Waiting Game

As you know, we are now in the process of finishing the building plans, the site plan, and applying for the building permit.  Many of our owners find the initial process of getting their home started rather exhausting.  Finding a lot, picking a builder, as well as hashing out all the plans, contracts and specifications can be a daunting task.  That’s all over now, and you should take a well-deserved breather and congratulate yourself on a job well done.


It is time to be thinking about the upcoming, final selection process.  The folks that have found the custom home process a delightful experience are the ones that started their selection tasks early and enthusiastically.  Please don’t get lulled to sleep now that the contract and plans are finished, because there is much to be done.  Look at it as a shopping spree for really neat stuff that you’ve essentially already paid for through your construction contract. 

  • It’s now a good time to pull out your Master Construction Schedule from your contract, and become familiar with its format. We will not fill in the specific dates until the permit is applied for in the County, but it’s not too difficult to get some approximate dates of when the first selections might be due.  From the time we submit the building permit to the County, it will be about 4 weeks to the issuance of the actual permit.  The permit issuance, to the completion of the first deck, is about 3 to 4 weeks.  With this rough time frame in mind, you can see that approximately 1 month from the day the building permit is issued, your first group of selections will be due in our office, signed off in full.  The second group of selections comes about 2-3 weeks later. You can refer to your Master selection schedule for those items, but the biggest projects will be the layouts for all the cabinets. 
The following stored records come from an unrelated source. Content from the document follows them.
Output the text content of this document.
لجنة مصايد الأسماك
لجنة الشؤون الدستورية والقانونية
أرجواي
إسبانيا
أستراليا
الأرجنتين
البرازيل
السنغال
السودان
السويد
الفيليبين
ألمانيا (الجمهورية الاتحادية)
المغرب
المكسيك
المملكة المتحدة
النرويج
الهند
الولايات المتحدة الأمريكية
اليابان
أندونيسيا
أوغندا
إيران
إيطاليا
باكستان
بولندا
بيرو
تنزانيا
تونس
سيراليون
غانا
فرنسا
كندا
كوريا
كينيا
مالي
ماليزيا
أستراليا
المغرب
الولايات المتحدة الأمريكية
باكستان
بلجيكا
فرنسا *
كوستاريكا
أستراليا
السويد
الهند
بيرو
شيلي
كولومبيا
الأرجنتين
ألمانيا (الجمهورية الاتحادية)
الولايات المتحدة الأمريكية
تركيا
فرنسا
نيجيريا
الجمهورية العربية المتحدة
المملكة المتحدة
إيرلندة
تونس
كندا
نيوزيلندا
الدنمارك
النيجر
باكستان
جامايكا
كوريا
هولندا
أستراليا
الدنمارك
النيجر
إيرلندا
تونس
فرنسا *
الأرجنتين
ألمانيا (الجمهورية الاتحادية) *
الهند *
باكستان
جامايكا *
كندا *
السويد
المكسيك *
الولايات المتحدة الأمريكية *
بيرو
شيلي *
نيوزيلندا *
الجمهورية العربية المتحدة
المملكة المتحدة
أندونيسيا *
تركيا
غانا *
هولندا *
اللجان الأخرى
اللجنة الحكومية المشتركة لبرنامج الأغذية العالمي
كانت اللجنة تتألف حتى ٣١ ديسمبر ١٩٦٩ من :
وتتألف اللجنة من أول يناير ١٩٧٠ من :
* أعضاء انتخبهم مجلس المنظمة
A home goes through a smooth evolution from the clearing stage to move-in, but there are actually 6 relatively distinct stages that we will address in this web site as your home progresses.  The stages are:

  1. Land Development
  2. Framing
  3. Mechanical/Close-In (heating & air conditioning, plumbing, electrical wiring, insulation, drywall)
  4. Pre-Finishing (trim, cabinets, tops, first paint)
  5. Finishing (“The Shiny Stuff” – including electrical fixtures, plumbing fixtures, carpet, finishing hardwood, landscaping)
  6. Final (tweaking everything that’s undone, walk-throughs with owner, champagne, high-fives for all!!)

Framing is the second stage and is probably the least understood by the owners after land development.  This is, however, one of the most critically important stages to the eventual quality and durability of your home.  The framing is like the skeleton of a person.  It needs to be straight, true and strong or all the other “stuff” added on top of it will never be quite right.  A wise man once told me, “Everything hangs off the carpenter’s work.  So, hire the best, watch them closely and give them plenty of good-quality lumber to work with.”  This is the stage where you will see how the 2-dimensional plans take a 3 dimensional shape. “Wow!” is the operative word at this exciting phase of residential construction.

  • We probably have discussed Foley Construction’s policy of “CODE PLUS” building, which means we exceed the building codes where we feel they are inadequate to deliver a high-quality home to our customers. Framing is where we really exceed the code minimums, so that the home will not only not fall down (“to code”) but will be tight and strong.
  • Our (your) floor trusses are designed so that the floors will not bounce.  Some of our floors exceed code by close to 100%.  We use ¾” plywood on the floors and not ½” plywood, so that the floors don’t sag.  We also use a rubber cushion strip on top of the floor-trusses, before the plywood goes on (aqua in color); we then screw the plywood to the trusses.  By doing this, we create a sound break between the floors, so that we minimize the squeaks or sound transmission from one area to the next.  By eliminating nails in the floor, we eliminate the major cause of squeaks – which is nails working loose over the years.
  • We use 7/16” plywood or OSB (Omni Strand Board), while most builders in our area have gone to the new “energy brace” product that is, for all intents and purposes, cardboard with an aluminum face. This is hard to believe, but go by any major construction site in our area and you will see this product as the exterior skin of homes even in the ¾ million-plus range. 
  • You might also notice that we double-brace all of our walls during construction so that things stay straight and true during all the banging and sawing. We only remove them when the framing for the entire home is tied together.  These braces are all over the 1st floor of the home, and make it difficult to get around until they are removed.
  • During this stage, we will be pushing hard to get the roof on as quickly as possible so we can get the home “dried in”. Once the plywood is on the roof, we will “paper in” the home with tarpaper.  This helps protect all the wood underneath and gives the guys a place to work during inclement weather.  We then go back and complete the loose ends in the framing.  Then the mechanical trades get started.

Selections Due at Framing:

  • The next set of selections are due before the carpenters finish the plywood on the roof. These selections are reasonably numerous, and it’s very important that we have them on time so we can keep everything on schedule. Several years ago, we discovered that a customer of ours tried to give the carpenters $20.00 on Friday to not put the last sheet of plywood on the roof until Monday morning because he hadn’t finished his selections – no fair!   Please focus on the due dates and let Lyn know how we can help you to wrap up your selections and get the paperwork in on time.